Each WGS satellite provides more communication capability than the entire Defense Satellite Communications System (DSCS) constellation and has been eagerly anticipated by Navy forces in the Pacific theater. Follow-on WGS-2 and WGS-3 will provide improved communications capability in the Indian Ocean and Atlantic.
The WGS program augments, and will eventually replace, the existing DSCS which provides super high frequency (SHF) wideband communications. The reconfigurable antennas on WGS satellites will enhance fleet operations by increasing the commander's ability to tailor coverage areas to match operational scenarios.
Navy carrier and expeditionary strike groups will use WGS to provide high-capacity connectivity between ships and into the terrestrial portion of the Defense Information Systems Network (DISN). Ships operating in the Western Pacific will have the first opportunity to use these new satellites. USS Fitzgerald (DDG 62) was the first ship to access WGS-1 during its recent transition to operational status.
The WGS satellites are key elements of a system that is expected to provide a significant increase in global communications capabilities for the fleet. These satellites provide communication capacity, connectivity and flexibility for Navy forces afloat and ashore.
The WGS constellation will maintain interoperability with existing and programmed X-band and Ka-band satellite terminals. WGS supports the Navy's warfighting information exchange requirements, enabling execution of tactical command, control, communications, computers, intelligence, surveillance and reconnaissance (C4ISR); battle management; and combat support information.

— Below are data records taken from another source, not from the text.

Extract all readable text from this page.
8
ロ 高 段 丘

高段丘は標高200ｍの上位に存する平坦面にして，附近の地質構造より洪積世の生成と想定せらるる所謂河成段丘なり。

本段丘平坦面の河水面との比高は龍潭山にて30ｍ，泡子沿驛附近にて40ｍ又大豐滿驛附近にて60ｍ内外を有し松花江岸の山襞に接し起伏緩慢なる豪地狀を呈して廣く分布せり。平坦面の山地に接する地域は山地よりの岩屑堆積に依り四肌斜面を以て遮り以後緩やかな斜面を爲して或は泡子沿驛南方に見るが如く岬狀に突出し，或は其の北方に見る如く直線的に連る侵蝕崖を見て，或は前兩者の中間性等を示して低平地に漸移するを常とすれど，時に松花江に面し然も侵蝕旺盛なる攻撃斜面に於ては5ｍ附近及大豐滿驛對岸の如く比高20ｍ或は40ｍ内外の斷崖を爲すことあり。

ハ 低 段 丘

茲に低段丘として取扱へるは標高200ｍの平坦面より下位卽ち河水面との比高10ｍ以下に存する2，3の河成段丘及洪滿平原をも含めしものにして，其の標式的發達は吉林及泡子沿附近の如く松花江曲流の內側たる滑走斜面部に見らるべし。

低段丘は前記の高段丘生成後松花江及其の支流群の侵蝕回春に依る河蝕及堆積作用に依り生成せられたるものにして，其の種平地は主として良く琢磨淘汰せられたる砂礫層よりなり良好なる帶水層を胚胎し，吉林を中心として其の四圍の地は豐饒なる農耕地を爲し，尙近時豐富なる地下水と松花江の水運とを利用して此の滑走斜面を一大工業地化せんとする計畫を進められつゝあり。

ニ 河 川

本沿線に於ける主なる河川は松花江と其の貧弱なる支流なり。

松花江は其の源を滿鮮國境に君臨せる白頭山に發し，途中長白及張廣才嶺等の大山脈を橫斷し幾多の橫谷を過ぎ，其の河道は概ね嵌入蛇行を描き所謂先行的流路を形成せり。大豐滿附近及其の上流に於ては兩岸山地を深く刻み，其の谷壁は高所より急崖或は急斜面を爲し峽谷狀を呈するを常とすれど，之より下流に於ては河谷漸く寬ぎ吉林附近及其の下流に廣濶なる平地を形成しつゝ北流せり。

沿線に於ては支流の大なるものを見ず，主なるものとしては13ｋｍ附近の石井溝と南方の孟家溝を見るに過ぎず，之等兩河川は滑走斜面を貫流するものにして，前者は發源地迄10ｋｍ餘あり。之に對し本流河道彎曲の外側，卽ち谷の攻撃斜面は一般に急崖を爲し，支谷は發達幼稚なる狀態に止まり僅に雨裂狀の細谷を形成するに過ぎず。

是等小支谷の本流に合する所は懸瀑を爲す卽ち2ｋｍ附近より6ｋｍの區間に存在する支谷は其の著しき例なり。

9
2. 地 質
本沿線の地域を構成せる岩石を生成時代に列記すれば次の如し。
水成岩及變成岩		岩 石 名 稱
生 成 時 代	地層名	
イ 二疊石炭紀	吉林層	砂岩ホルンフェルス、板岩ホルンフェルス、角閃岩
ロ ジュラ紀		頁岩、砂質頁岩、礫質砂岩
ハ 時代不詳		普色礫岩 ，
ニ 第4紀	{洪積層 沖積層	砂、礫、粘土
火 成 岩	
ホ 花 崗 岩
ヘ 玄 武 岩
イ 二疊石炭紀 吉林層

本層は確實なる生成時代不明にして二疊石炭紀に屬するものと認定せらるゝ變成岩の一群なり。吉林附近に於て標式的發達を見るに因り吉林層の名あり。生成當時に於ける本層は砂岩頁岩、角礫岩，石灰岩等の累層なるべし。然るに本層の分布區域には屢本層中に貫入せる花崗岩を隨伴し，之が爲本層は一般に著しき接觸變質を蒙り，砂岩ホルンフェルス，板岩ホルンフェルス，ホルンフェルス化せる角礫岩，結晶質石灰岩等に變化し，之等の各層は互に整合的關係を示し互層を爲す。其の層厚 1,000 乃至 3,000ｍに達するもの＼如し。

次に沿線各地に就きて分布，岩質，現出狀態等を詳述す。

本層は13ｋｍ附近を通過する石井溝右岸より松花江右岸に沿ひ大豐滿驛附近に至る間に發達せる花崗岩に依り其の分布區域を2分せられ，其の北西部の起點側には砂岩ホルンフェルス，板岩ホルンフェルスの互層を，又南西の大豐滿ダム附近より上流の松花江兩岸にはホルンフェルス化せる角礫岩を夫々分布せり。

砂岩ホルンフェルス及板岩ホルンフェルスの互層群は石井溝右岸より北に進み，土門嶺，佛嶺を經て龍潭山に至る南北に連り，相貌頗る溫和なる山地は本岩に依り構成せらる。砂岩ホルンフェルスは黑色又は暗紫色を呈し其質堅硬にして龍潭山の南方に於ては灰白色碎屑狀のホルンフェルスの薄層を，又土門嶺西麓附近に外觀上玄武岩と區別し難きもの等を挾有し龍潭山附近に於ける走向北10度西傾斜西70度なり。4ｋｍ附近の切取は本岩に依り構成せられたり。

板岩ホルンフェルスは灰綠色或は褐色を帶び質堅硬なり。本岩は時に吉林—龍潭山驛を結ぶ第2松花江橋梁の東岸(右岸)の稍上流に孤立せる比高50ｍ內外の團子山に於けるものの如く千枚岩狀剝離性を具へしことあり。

WGS also augments the current Ka-band Global Broadcast Service (on UHF follow-on satellites) by providing additional information broadcast capabilities.

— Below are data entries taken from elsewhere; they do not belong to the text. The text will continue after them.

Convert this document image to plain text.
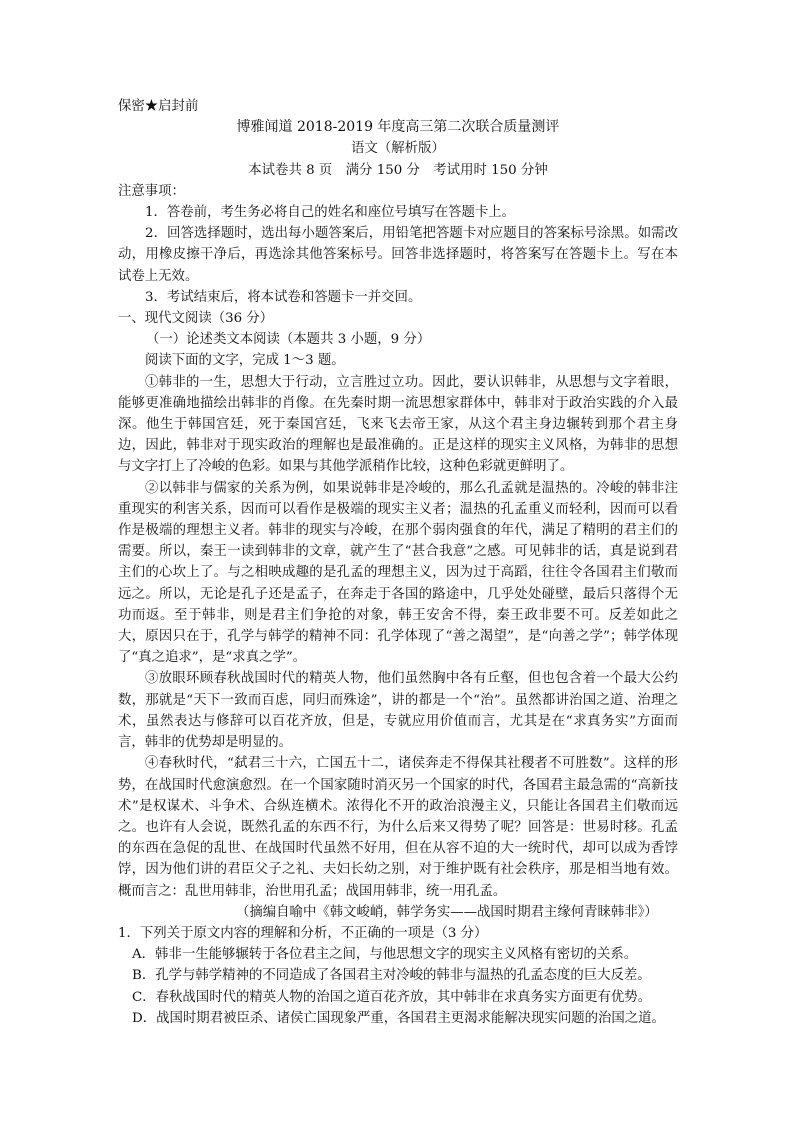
保密★启封前
博雅闻道 2018-2019 年度高三第二次联合质量测评
语文（解析版）
本试卷共 8 页　满分 150 分　考试用时 150 分钟
注意事项：
1．答卷前，考生务必将自己的姓名和座位号填写在答题卡上。
2．回答选择题时，选出每小题答案后，用铅笔把答题卡对应题目的答案标号涂黑。如需改动，用橡皮擦干净后，再选涂其他答案标号。回答非选择题时，将答案写在答题卡上。写在本试卷上无效。
3．考试结束后，将本试卷和答题卡一并交回。
一、现代文阅读（36 分）
（一）论述类文本阅读（本题共 3 小题，9 分）
阅读下面的文字，完成 1～3 题。

①韩非的一生，思想大于行动，立言胜过立功。因此，要认识韩非，从思想与文字着眼，能够更准确地描绘出韩非的肖像。在先秦时期一流思想家群体中，韩非对于政治实践的介入最深。他生于韩国宫廷，死于秦国宫廷，飞来飞去帝王家，从这个君主身边辗转到那个君主身边，因此，韩非对于现实政治的理解也是最准确的。正是这样的现实主义风格，为韩非的思想与文字打上了冷峻的色彩。如果与其他学派稍作比较，这种色彩就更鲜明了。

②以韩非与儒家的关系为例，如果说韩非是冷峻的，那么孔孟就是温热的。冷峻的韩非注重现实的利害关系，因而可以看作是极端的现实主义者；温热的孔孟重义而轻利，因而可以看作是极端的理想主义者。韩非的现实与冷峻，在那个弱肉强食的年代，满足了精明的君主们的需要。所以，秦王一读到韩非的文章，就产生了“甚合我意”之感。可见韩非的话，真是说到君主们的心坎上了。与之相映成趣的是孔孟的理想主义，因为过于高蹈，往往令各国君主们敬而远之。所以，无论是孔子还是孟子，在奔走于各国的路途中，几乎处处碰壁，最后只落得个无功而返。至于韩非，则是君主们争抢的对象，韩王安舍不得，秦王政非要不可。反差如此之大，原因只在于，孔学与韩学的精神不同：孔学体现了“善之渴望”，是“向善之学”；韩学体现了“真之追求”，是“求真之学”。

③放眼环顾春秋战国时代的精英人物，他们虽然胸中各有丘壑，但也包含着一个最大公约数，那就是“天下一致而百虑，同归而殊途”，讲的都是一个“治”。虽然都讲治国之道、治理之术，虽然表达与修辞可以百花齐放，但是，专就应用价值而言，尤其是在“求真务实”方面而言，韩非的优势却是明显的。

④春秋时代，“弑君三十六，亡国五十二，诸侯奔走不得保其社稷者不可胜数”。这样的形势，在战国时代愈演愈烈。在一个国家随时消灭另一个国家的时代，各国君主最急需的“高新技术”是权谋术、斗争术、合纵连横术。浓得化不开的政治浪漫主义，只能让各国君主们敬而远之。也许有人会说，既然孔孟的东西不行，为什么后来又得势了呢？回答是：世易时移。孔孟的东西在急促的乱世、在战国时代虽然不好用，但在从容不迫的大一统时代，却可以成为香饽饽，因为他们讲的君臣父子之礼、夫妇长幼之别，对于维护既有社会秩序，那是相当地有效。概而言之：乱世用韩非，治世用孔孟；战国用韩非，统一用孔孟。

（摘编自喻中《韩文峻峭，韩学务实——战国时期君主缘何青睐韩非》）
1．下列关于原文内容的理解和分析，不正确的一项是（3 分）
A．韩非一生能够辗转于各位君主之间，与他思想文字的现实主义风格有密切的关系。
B．孔学与韩学精神的不同造成了各国君主对冷峻的韩非与温热的孔孟态度的巨大反差。
C．春秋战国时代的精英人物的治国之道百花齐放，其中韩非在求真务实方面更有优势。
D．战国时期君被臣杀、诸侯亡国现象严重，各国君主更渴求能解决现实问题的治国之道。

"We'll be closely monitoring the transition to WGS to ensure we are using it to its fullest capacity and are eagerly awaiting WGS-2, WGS-3 and the rest of the Wideband Global System constellation," Johnson said.
NETWARCOM is the Navy's type commander for networks, information operations, space and intelligence, and the central operational authority responsible for providing ready information professional, information warfare and intelligence forces.